Gli scienziati spiegano come le informazioni vengono memorizzate nel nostro cervello

In uno studio sui topi, gli scienziati del Massachusetts Institute of Technology hanno scoperto un importante algoritmo

nel talamo anteriore:è necessario ricordare come navigare nel labirinto. I ricercatori hanno anche scoperto che funzionava meno bene nei topi più anziani. Ma se aumenti la sua attività, migliorerà la capacità dei topi di navigare correttamente nel labirinto.

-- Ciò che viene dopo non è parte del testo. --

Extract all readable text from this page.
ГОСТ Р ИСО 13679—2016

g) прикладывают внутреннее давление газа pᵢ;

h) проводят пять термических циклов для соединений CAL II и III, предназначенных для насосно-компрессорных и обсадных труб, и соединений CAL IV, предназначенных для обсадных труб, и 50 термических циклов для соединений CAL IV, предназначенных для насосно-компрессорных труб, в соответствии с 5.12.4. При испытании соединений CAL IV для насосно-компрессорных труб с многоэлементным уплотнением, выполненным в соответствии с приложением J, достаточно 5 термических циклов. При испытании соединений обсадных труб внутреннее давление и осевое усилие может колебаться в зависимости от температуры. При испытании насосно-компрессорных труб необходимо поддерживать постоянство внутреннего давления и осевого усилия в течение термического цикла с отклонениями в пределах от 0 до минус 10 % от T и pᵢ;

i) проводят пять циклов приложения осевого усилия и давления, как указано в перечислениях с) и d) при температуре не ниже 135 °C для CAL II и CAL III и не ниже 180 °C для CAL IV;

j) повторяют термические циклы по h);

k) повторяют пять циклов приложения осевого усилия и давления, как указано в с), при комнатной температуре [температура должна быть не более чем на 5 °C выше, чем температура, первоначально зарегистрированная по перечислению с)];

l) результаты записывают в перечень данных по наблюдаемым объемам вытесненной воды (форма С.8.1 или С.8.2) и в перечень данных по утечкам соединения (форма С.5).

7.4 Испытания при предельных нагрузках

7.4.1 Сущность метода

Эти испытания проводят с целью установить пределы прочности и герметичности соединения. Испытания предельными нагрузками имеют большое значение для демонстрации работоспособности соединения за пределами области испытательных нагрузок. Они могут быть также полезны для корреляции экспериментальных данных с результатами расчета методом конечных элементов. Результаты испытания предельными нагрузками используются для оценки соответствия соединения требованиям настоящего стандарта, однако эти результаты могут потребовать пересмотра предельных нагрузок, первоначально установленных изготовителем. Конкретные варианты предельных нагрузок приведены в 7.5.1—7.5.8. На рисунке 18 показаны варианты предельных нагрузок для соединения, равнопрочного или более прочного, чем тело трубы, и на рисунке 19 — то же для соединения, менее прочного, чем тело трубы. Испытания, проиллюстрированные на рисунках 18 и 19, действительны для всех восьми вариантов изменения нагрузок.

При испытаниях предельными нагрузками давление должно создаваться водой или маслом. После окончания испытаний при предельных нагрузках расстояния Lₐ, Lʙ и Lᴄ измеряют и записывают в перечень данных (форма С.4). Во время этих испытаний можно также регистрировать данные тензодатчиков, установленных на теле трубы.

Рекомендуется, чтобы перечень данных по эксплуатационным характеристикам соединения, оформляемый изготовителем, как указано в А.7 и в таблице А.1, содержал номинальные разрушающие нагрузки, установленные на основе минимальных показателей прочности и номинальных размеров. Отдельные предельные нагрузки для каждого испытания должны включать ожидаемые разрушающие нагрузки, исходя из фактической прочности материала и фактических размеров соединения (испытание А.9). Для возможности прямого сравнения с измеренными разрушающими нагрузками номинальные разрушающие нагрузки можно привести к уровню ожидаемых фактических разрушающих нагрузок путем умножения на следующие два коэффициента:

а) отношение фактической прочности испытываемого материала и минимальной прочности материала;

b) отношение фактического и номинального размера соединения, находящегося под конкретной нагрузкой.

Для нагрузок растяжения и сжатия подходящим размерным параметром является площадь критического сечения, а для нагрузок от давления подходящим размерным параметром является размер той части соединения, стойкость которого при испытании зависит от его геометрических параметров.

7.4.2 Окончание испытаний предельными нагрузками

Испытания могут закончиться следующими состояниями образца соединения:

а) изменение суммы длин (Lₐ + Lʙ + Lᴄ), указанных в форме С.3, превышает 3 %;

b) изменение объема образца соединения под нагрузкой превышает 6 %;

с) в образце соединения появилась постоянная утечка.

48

Quando le persone invecchiano, le loro prestazioni lavorative spesso peggiorano.memoria, rende difficile svolgere le attività quotidiane. Una delle regioni chiave del cervello associate a questo tipo di memoria è il talamo anteriore, che influenza principalmente la memoria spaziale: memorizza informazioni sul nostro ambiente e su come navigarlo.

Secondo i ricercatori, il nuovo algoritmo apertopotrebbe essere un modo promettente per curare le persone e anche potenzialmente aiutare a invertire la perdita di memoria negli anziani senza influenzare altre parti del cervello.

Precedenti studi sui topi lo hanno dimostratoil danno al talamo anteriore porta a una ridotta memoria di lavoro spaziale. Gli studi hanno scoperto che nelle persone anziane l'attività del talamo anteriore diminuisce, così come le prestazioni nell'esecuzione di compiti di memoria spaziale.

Il talamo anteriore è diviso in tre sezioni:ventrale, dorsale e mediale. In uno studio pubblicato nel 2021, gli autori hanno esaminato il ruolo del talamo dorsale anteriore (AD) e del talamo ventrale anteriore (AV) nella formazione della memoria. Hanno scoperto che il talamo AD è coinvolto nella creazione di mappe mentali di diversi spazi fisici, mentre il talamo AV aiuta il cervello a distinguere questi ricordi dagli altri.

Nel loro nuovo studio, gli autori volevano di piùstudiare a fondo l'AV-talamo e il suo ruolo nel lavoro della memoria spaziale. Per fare questo, hanno addestrato i topi a correre attraverso un semplice labirinto a T. All'inizio di ogni prova, i topi correvano fino a raggiungere il punto T. Uno dei percorsi era bloccato, quindi correvano dall'altra parte. I topi sono stati quindi rimessi nel labirinto con entrambi i percorsi aperti. I topi venivano premiati se sceglievano l'uscita opposta alla precedente. In questo caso, per prendere la decisione giusta, dovevano ricordare da che parte si erano voltati la volta precedente.

Quando i topi hanno completato il compito, i ricercatoriha utilizzato l'optogenetica per sopprimere l'attività dei neuroni AV o AD durante tre diverse parti del compito. Si è scoperto che i neuroni AV sono i più importanti per ricordare le informazioni mentre è necessario per completare un'attività. Al contrario, l'inibizione dei neuroni AD ha ridotto le prestazioni durante la fase di recupero, ma ha avuto scarso effetto sulla fase di ritardo. Questa scoperta è coerente con il precedente studio del gruppo di ricerca che mostra che i neuroni di AD sono coinvolti nella formazione dei ricordi dello spazio fisico.